Unas
líneas a modo de comentario y reflexión personal acerca de la subida al trono
de Felipe VI.
He de confesar que mi indiferencia ante un
hecho que puede calificarse de histórico me tiene bastante más preocupada que
el tema por el sentido de la monarquía que tanta tinta ha hecho correr en los
últimos días. ¿Necesita España un rey? ¿No lo necesita? Me da igual. Y este “me
da igual” es terrible, insultante, casi doloroso, porque supone y presupone mi opinión
de que la presencia de un rey al frente de un Estado no va a repercutir ni
positiva ni negativamente en el curso de los acontecimientos. ¿Es culpa mía
esta impresión? ¿Se debe a una insuficiente educación política? ¿Es tal vez
producto de la apatía existencial? En vez de aceptar mi ataraxia – o tal vez
justamente por el miedo a tener que aceptarla- empecé a considerar otras
posibilidades y para ello no tuve más remedio que reflexionar sobre las
explicaciones que se han venido dando hasta ahora de lo que era la figura del
rey.
Lo que aprendíamos en el colegio, es que el
rey reinaba pero no gobernaba. Para nosotros, niños, entender algo así
resultaba harto difícil. Si no gobernaba ¿qué hacía allí? La respuesta es que
al rey le correspondían las funciones de representación. En un país como
España, ello generaba dos preguntas clave. Una ¿a quién representaba? Y la otra
¿qué representaba?
Aparentemente, responder a estas cuestiones
no revestía dificultad alguna. El rey representaba a los españoles y a España.

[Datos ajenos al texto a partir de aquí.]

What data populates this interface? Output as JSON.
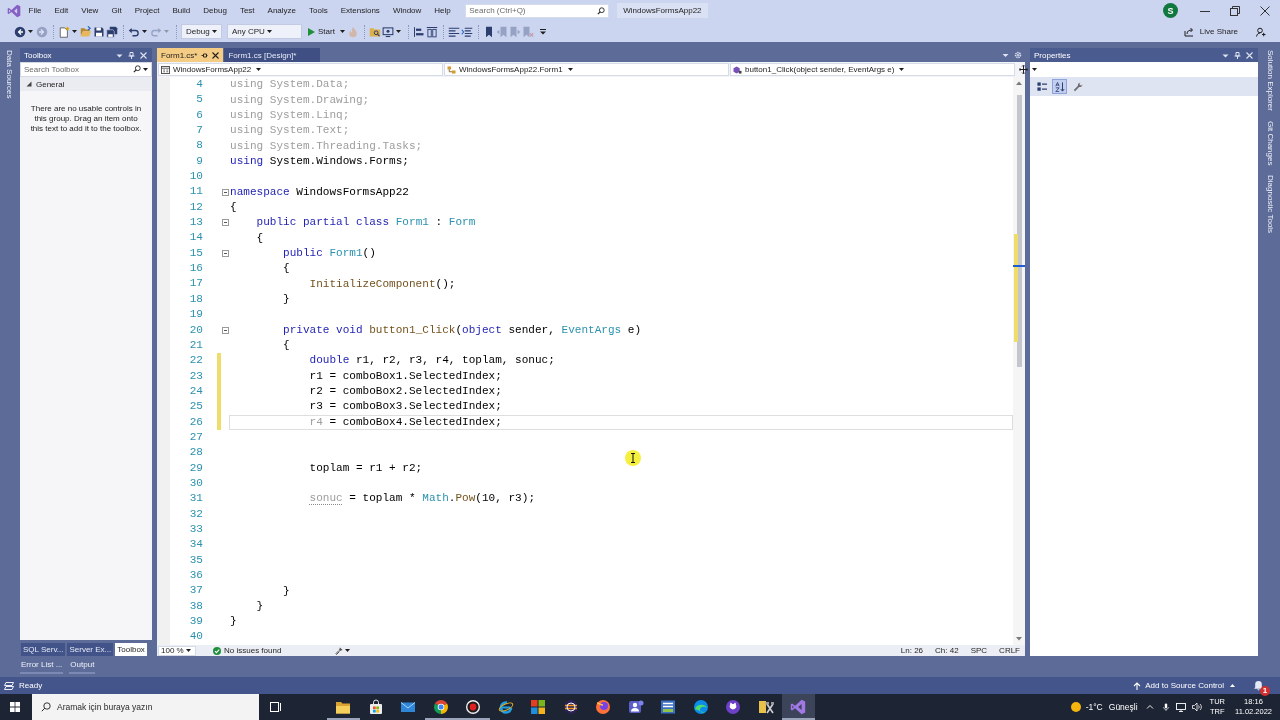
{
  "window": {
    "title": "WindowsFormsApp22",
    "account_initial": "S"
  },
  "menu": [
    "File",
    "Edit",
    "View",
    "Git",
    "Project",
    "Build",
    "Debug",
    "Test",
    "Analyze",
    "Tools",
    "Extensions",
    "Window",
    "Help"
  ],
  "search": {
    "placeholder": "Search (Ctrl+Q)"
  },
  "toolbar": {
    "nav_buttons": [
      {
        "disabled": false,
        "dropdown": true
      },
      {
        "disabled": true,
        "dropdown": false
      },
      {
        "disabled": false,
        "dropdown": true
      },
      {
        "disabled": false,
        "dropdown": false
      },
      {
        "disabled": false,
        "dropdown": false
      },
      {
        "disabled": false,
        "dropdown": false
      },
      {
        "disabled": false,
        "dropdown": true
      },
      {
        "disabled": true,
        "dropdown": true
      }
    ],
    "configuration": "Debug",
    "platform": "Any CPU",
    "start": "Start",
    "tool_buttons": [
      {
        "disabled": true,
        "dropdown": false
      },
      {
        "disabled": false,
        "dropdown": false
      },
      {
        "disabled": false,
        "dropdown": true
      },
      {
        "disabled": false,
        "dropdown": false
      },
      {
        "disabled": false,
        "dropdown": false
      },
      {
        "disabled": false,
        "dropdown": false
      },
      {
        "disabled": false,
        "dropdown": false
      },
      {
        "disabled": false,
        "dropdown": false
      },
      {
        "disabled": true,
        "dropdown": false
      },
      {
        "disabled": true,
        "dropdown": false
      },
      {
        "disabled": true,
        "dropdown": false
      }
    ],
    "live_share": "Live Share"
  },
  "left_dock_tabs": [
    "Data Sources"
  ],
  "toolbox": {
    "title": "Toolbox",
    "search": {
      "placeholder": "Search Toolbox"
    },
    "group": {
      "label": "General",
      "expanded": true
    },
    "message": "There are no usable controls in this group. Drag an item onto this text to add it to the toolbox."
  },
  "left_tabs": [
    {
      "label": "SQL Serv...",
      "selected": false
    },
    {
      "label": "Server Ex...",
      "selected": false
    },
    {
      "label": "Toolbox",
      "selected": true
    }
  ],
  "editor": {
    "tabs": [
      {
        "label": "Form1.cs*",
        "selected": true
      },
      {
        "label": "Form1.cs [Design]*",
        "selected": false
      }
    ],
    "navigation": [
      {
        "kind": "project",
        "text": "WindowsFormsApp22"
      },
      {
        "kind": "class",
        "text": "WindowsFormsApp22.Form1"
      },
      {
        "kind": "method",
        "text": "button1_Click(object sender, EventArgs e)"
      }
    ],
    "lines": [
      {
        "number": "4",
        "tokens": [
          {
            "kind": "faded",
            "text": "using System.Data;"
          }
        ],
        "changed": false,
        "current": false,
        "collapsible": false
      },
      {
        "number": "5",
        "tokens": [
          {
            "kind": "faded",
            "text": "using System.Drawing;"
          }
        ],
        "changed": false,
        "current": false,
        "collapsible": false
      },
      {
        "number": "6",
        "tokens": [
          {
            "kind": "faded",
            "text": "using System.Linq;"
          }
        ],
        "changed": false,
        "current": false,
        "collapsible": false
      },
      {
        "number": "7",
        "tokens": [
          {
            "kind": "faded",
            "text": "using System.Text;"
          }
        ],
        "changed": false,
        "current": false,
        "collapsible": false
      },
      {
        "number": "8",
        "tokens": [
          {
            "kind": "faded",
            "text": "using System.Threading.Tasks;"
          }
        ],
        "changed": false,
        "current": false,
        "collapsible": false
      },
      {
        "number": "9",
        "tokens": [
          {
            "kind": "keyword",
            "text": "using"
          },
          {
            "kind": "plain",
            "text": " System.Windows.Forms;"
          }
        ],
        "changed": false,
        "current": false,
        "collapsible": false
      },
      {
        "number": "10",
        "changed": false,
        "current": false,
        "collapsible": false
      },
      {
        "number": "11",
        "tokens": [
          {
            "kind": "keyword",
            "text": "namespace"
          },
          {
            "kind": "plain",
            "text": " WindowsFormsApp22"
          }
        ],
        "changed": false,
        "current": false,
        "collapsible": true
      },
      {
        "number": "12",
        "tokens": [
          {
            "kind": "plain",
            "text": "{"
          }
        ],
        "changed": false,
        "current": false,
        "collapsible": false
      },
      {
        "number": "13",
        "tokens": [
          {
            "kind": "keyword",
            "text": "    public partial class"
          },
          {
            "kind": "type",
            "text": " Form1"
          },
          {
            "kind": "plain",
            "text": " : "
          },
          {
            "kind": "type",
            "text": "Form"
          }
        ],
        "changed": false,
        "current": false,
        "collapsible": true
      },
      {
        "number": "14",
        "tokens": [
          {
            "kind": "plain",
            "text": "    {"
          }
        ],
        "changed": false,
        "current": false,
        "collapsible": false
      },
      {
        "number": "15",
        "tokens": [
          {
            "kind": "keyword",
            "text": "        public"
          },
          {
            "kind": "type",
            "text": " Form1"
          },
          {
            "kind": "plain",
            "text": "()"
          }
        ],
        "changed": false,
        "current": false,
        "collapsible": true
      },
      {
        "number": "16",
        "tokens": [
          {
            "kind": "plain",
            "text": "        {"
          }
        ],
        "changed": false,
        "current": false,
        "collapsible": false
      },
      {
        "number": "17",
        "tokens": [
          {
            "kind": "method",
            "text": "            InitializeComponent"
          },
          {
            "kind": "plain",
            "text": "();"
          }
        ],
        "changed": false,
        "current": false,
        "collapsible": false
      },
      {
        "number": "18",
        "tokens": [
          {
            "kind": "plain",
            "text": "        }"
          }
        ],
        "changed": false,
        "current": false,
        "collapsible": false
      },
      {
        "number": "19",
        "changed": false,
        "current": false,
        "collapsible": false
      },
      {
        "number": "20",
        "tokens": [
          {
            "kind": "keyword",
            "text": "        private void"
          },
          {
            "kind": "method",
            "text": " button1_Click"
          },
          {
            "kind": "plain",
            "text": "("
          },
          {
            "kind": "keyword",
            "text": "object"
          },
          {
            "kind": "plain",
            "text": " sender, "
          },
          {
            "kind": "type",
            "text": "EventArgs"
          },
          {
            "kind": "plain",
            "text": " e)"
          }
        ],
        "changed": false,
        "current": false,
        "collapsible": true
      },
      {
        "number": "21",
        "tokens": [
          {
            "kind": "plain",
            "text": "        {"
          }
        ],
        "changed": false,
        "current": false,
        "collapsible": false
      },
      {
        "number": "22",
        "tokens": [
          {
            "kind": "keyword",
            "text": "            double"
          },
          {
            "kind": "plain",
            "text": " r1, r2, r3, r4, toplam, sonuc;"
          }
        ],
        "changed": true,
        "current": false,
        "collapsible": false
      },
      {
        "number": "23",
        "tokens": [
          {
            "kind": "plain",
            "text": "            r1 = comboBox1.SelectedIndex;"
          }
        ],
        "changed": true,
        "current": false,
        "collapsible": false
      },
      {
        "number": "24",
        "tokens": [
          {
            "kind": "plain",
            "text": "            r2 = comboBox2.SelectedIndex;"
          }
        ],
        "changed": true,
        "current": false,
        "collapsible": false
      },
      {
        "number": "25",
        "tokens": [
          {
            "kind": "plain",
            "text": "            r3 = comboBox3.SelectedIndex;"
          }
        ],
        "changed": true,
        "current": false,
        "collapsible": false
      },
      {
        "number": "26",
        "tokens": [
          {
            "kind": "faded",
            "text": "            r4"
          },
          {
            "kind": "plain",
            "text": " = comboBox4.SelectedIndex;"
          }
        ],
        "changed": true,
        "current": true,
        "collapsible": false
      },
      {
        "number": "27",
        "changed": false,
        "current": false,
        "collapsible": false
      },
      {
        "number": "28",
        "changed": false,
        "current": false,
        "collapsible": false
      },
      {
        "number": "29",
        "tokens": [
          {
            "kind": "plain",
            "text": "            toplam = r1 + r2;"
          }
        ],
        "changed": false,
        "current": false,
        "collapsible": false
      },
      {
        "number": "30",
        "changed": false,
        "current": false,
        "collapsible": false
      },
      {
        "number": "31",
        "tokens": [
          {
            "kind": "hint",
            "text": "            sonuc"
          },
          {
            "kind": "plain",
            "text": " = toplam * "
          },
          {
            "kind": "type",
            "text": "Math"
          },
          {
            "kind": "plain",
            "text": "."
          },
          {
            "kind": "method",
            "text": "Pow"
          },
          {
            "kind": "plain",
            "text": "(10, r3);"
          }
        ],
        "changed": false,
        "current": false,
        "collapsible": false
      },
      {
        "number": "32",
        "changed": false,
        "current": false,
        "collapsible": false
      },
      {
        "number": "33",
        "changed": false,
        "current": false,
        "collapsible": false
      },
      {
        "number": "34",
        "changed": false,
        "current": false,
        "collapsible": false
      },
      {
        "number": "35",
        "changed": false,
        "current": false,
        "collapsible": false
      },
      {
        "number": "36",
        "changed": false,
        "current": false,
        "collapsible": false
      },
      {
        "number": "37",
        "tokens": [
          {
            "kind": "plain",
            "text": "        }"
          }
        ],
        "changed": false,
        "current": false,
        "collapsible": false
      },
      {
        "number": "38",
        "tokens": [
          {
            "kind": "plain",
            "text": "    }"
          }
        ],
        "changed": false,
        "current": false,
        "collapsible": false
      },
      {
        "number": "39",
        "tokens": [
          {
            "kind": "plain",
            "text": "}"
          }
        ],
        "changed": false,
        "current": false,
        "collapsible": false
      },
      {
        "number": "40",
        "changed": false,
        "current": false,
        "collapsible": false
      }
    ],
    "status": {
      "zoom": "100 %",
      "issues": "No issues found",
      "line": "Ln: 26",
      "column": "Ch: 42",
      "indentation": "SPC",
      "line_endings": "CRLF"
    }
  },
  "properties": {
    "title": "Properties",
    "view_buttons": [
      {
        "selected": false
      },
      {
        "selected": true
      },
      {
        "selected": false
      }
    ]
  },
  "right_dock_tabs": [
    "Solution Explorer",
    "Git Changes",
    "Diagnostic Tools"
  ],
  "bottom_tabs": [
    "Error List ...",
    "Output"
  ],
  "status_bar": {
    "text": "Ready",
    "source_control": "Add to Source Control",
    "notification_count": "1"
  },
  "taskbar": {
    "search_placeholder": "Aramak için buraya yazın",
    "apps": [
      {
        "running": true,
        "active": false
      },
      {
        "running": false,
        "active": false
      },
      {
        "running": false,
        "active": false
      },
      {
        "running": true,
        "active": false
      },
      {
        "running": true,
        "active": false
      },
      {
        "running": false,
        "active": false
      },
      {
        "running": false,
        "active": false
      },
      {
        "running": false,
        "active": false
      },
      {
        "running": false,
        "active": false
      },
      {
        "running": false,
        "active": false
      },
      {
        "running": false,
        "active": false
      },
      {
        "running": false,
        "active": false
      },
      {
        "running": false,
        "active": false
      },
      {
        "running": false,
        "active": false
      },
      {
        "running": true,
        "active": true
      }
    ],
    "weather": {
      "temperature": "-1°C",
      "condition": "Güneşli"
    },
    "input_language": "TUR",
    "keyboard_layout": "TRF",
    "time": "18:16",
    "date": "11.02.2022"
  }
}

La dificultad surgía cuando alguien osaba preguntar quiénes eran los españoles
y qué era España. Los catalanes habían hablado catalán incluso en los tiempos
de Franco; en los nuevos tiempos ya no se trataba de mantener el idioma, sino
de conseguir una autonomía cada vez más autónoma. Los de Madrid actuaron como
aquellos padres que creen que concediendo más libertad y paga mensual (¡ah! la
paga mensual…) a los hijos, estos nunca se van a ir de casa. Ahora, claro, les
pasa lo que a ellos: que cuando a causa de su vejez no les pueden poner la sopa
caliente en la mesa o han de recortarles la paga semanal porque la pensión no
da para más, sus polluelos cogen las maletas y se van a fundar su nuevo
nido. Y al igual que esos polluelos, los
catalanes han dicho “que tampoco era para tanto lo que les daban…”. Por su
parte, los vascos fueron tal vez los primeros que se atrevieron a gritar en
público que ellos de españoles, nada; y de monárquicos, menos. Por lo menos no
borbones. Ellos, creo, habían sido férreos defensores del bastante más
conservador movimiento carlista. Hay que recordar que fueron los hermanos Arana
en 1895 los que, a decir de Wikipedia, evolucionaron “desde el carlismo hasta
el nacionalismo vasco, reclamando los fueros de los territorios vascos, fundando
el partido vasco (PNV).”
Así que las dos preguntas de a quién y a qué
seguían en pie. Debido, tal vez, a la dificultad de contestarlas
satisfactoriamente se ofreció otra respuesta: la función del rey consistía en
dar estabilidad a España.
Esta nueva explicación, lejos de resolver los
problemas, los acrecentaba. Porque lo cierto es que con rey o sin rey en España
siempre se ha cumplido aquello que con tanta precisión advirtió Machado:
“Españolito que al mundo vienes, te libre Dios. Una de las dos España ha de
helarte el corazón.” Y este carácter dual lo ha tenido siempre. Desde el
principio de los tiempos, desde la prehistoria, cuando todavía era simplemente
la Península Ibérica y lo ha arrastrado a lo largo de su historia: Íbera y
celta; Árabe y Cristiana; de la Península y de Allende; Conceptista y
Culteranista; Borbónica y Carlista; Republicana y Monárquica; Roja y Facha; del
Norte y del Sur…
Pretender que un rey consiga en España lo que
la historia misma no ha conseguido, significa obligarle a luchar contra la
naturaleza intrínseca de un pueblo que consiste en ser todo menos estable. La
estabilidad no la puede ofrecer el rey. La estabilidad es cosa del pueblo. Eso,
sin olvidar: Uno, que aquella frase de “el rey tiene que mantener contento al
pueblo” choca frontalmente con aquella otra de “nunca llueve a gusto de todos.”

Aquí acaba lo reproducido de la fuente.